As it turned out, that alderman with the dead nephew had, with the Depression, fallen afoul of the new political set-up. Witnesses showed up to attest to what bad boys both the dock rats were. And, Wolfe gave me a vivid and dry word portrait of Little Miss testifying with shining, wide eyes to the Governor’s Commission on the 1933 Mannerheim riots about my valor in rescuing her bare-handed from vicious criminals, as Auntie looked on with her lips pursed in a prim, ironic smile. It took a year, but one day the new warden called me in to let me know that the governor was signing my pardon. Little Miss is probably waiting by the telephone right now to see if her black knight will call her, trembling with some sort of emotion at the thought of saying no, thank you.
So here you are, Father, sent by the family to see if this murderer has learned his lessons well enough not to come after Little Miss, no matter what she says. Oh, I’ve learned, all right. I’ve learned a lot. It’s just that my conclusions aren’t ones you would approve of. Still, I’ve confessed all my sins to you, and you’ve listened well. Sometimes, a cynic like Wolfe might say, you’ve even listened intently. I give you permission to ask about my plans if you really want to hear them.

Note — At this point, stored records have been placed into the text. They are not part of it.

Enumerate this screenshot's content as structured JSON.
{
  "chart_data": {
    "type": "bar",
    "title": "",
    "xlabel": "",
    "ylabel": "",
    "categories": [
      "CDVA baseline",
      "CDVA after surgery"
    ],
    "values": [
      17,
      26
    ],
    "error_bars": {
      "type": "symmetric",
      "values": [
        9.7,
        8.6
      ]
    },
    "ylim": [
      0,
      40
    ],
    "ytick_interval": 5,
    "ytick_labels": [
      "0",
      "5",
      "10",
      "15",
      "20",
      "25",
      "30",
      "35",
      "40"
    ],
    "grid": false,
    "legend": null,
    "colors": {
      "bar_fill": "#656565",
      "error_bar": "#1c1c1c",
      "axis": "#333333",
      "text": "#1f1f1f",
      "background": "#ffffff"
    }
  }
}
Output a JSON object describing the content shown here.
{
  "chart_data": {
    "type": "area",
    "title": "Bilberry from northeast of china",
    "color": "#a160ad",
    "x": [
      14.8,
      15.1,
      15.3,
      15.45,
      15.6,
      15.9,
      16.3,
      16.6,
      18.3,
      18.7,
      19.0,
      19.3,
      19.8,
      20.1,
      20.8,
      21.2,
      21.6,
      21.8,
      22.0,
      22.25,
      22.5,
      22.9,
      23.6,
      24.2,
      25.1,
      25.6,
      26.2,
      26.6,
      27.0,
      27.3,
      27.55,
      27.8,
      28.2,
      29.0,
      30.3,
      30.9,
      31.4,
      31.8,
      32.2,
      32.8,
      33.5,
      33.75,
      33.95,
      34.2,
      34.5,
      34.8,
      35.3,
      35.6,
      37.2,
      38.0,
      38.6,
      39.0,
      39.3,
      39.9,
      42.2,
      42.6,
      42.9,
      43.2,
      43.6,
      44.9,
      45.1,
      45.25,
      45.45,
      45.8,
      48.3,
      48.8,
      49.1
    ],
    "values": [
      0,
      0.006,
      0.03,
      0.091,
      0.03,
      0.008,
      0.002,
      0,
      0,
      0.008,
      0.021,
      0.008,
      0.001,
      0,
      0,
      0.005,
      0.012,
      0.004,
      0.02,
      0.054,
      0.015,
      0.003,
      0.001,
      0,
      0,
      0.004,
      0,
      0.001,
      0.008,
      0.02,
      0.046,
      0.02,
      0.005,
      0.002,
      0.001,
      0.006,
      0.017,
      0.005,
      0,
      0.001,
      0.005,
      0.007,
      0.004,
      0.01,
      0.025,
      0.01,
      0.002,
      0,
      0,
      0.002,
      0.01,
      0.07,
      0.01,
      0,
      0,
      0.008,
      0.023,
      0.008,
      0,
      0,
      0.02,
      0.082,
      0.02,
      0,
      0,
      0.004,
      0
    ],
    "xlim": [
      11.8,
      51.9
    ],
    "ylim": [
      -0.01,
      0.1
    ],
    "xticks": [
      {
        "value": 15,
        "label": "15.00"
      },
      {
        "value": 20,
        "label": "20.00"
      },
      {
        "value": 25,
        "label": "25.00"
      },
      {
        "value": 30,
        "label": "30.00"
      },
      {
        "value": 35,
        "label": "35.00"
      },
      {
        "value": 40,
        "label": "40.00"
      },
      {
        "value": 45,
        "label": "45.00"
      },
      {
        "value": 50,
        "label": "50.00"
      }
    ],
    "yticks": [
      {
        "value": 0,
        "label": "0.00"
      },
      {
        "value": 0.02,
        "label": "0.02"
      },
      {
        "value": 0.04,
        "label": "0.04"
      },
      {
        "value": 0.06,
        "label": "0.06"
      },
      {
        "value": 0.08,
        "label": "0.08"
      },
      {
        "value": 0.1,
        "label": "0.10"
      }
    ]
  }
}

No, nothing dangerous to others. I want an automobile ride through unfenced fields and forests, a long, hot soak, a nice suit of clothes, beefsteak and apple pie, a tall glass of milk. I want a big bed with soft cotton sheets. I want a certain someone with me in that bed, calling out my name as he rides my ass, hard. I want a tongue bath, courtesy of Nero Wolfe.
Hey, where are you off to, in such a hurry? You’ve forgotten the cigarettes that you promised me and have to get them? Oh, too bad, but you don’t have to go to all that trouble. This is my last Camel for a while. Wolfe really doesn’t like the tang of tobacco on my breath, when we kiss.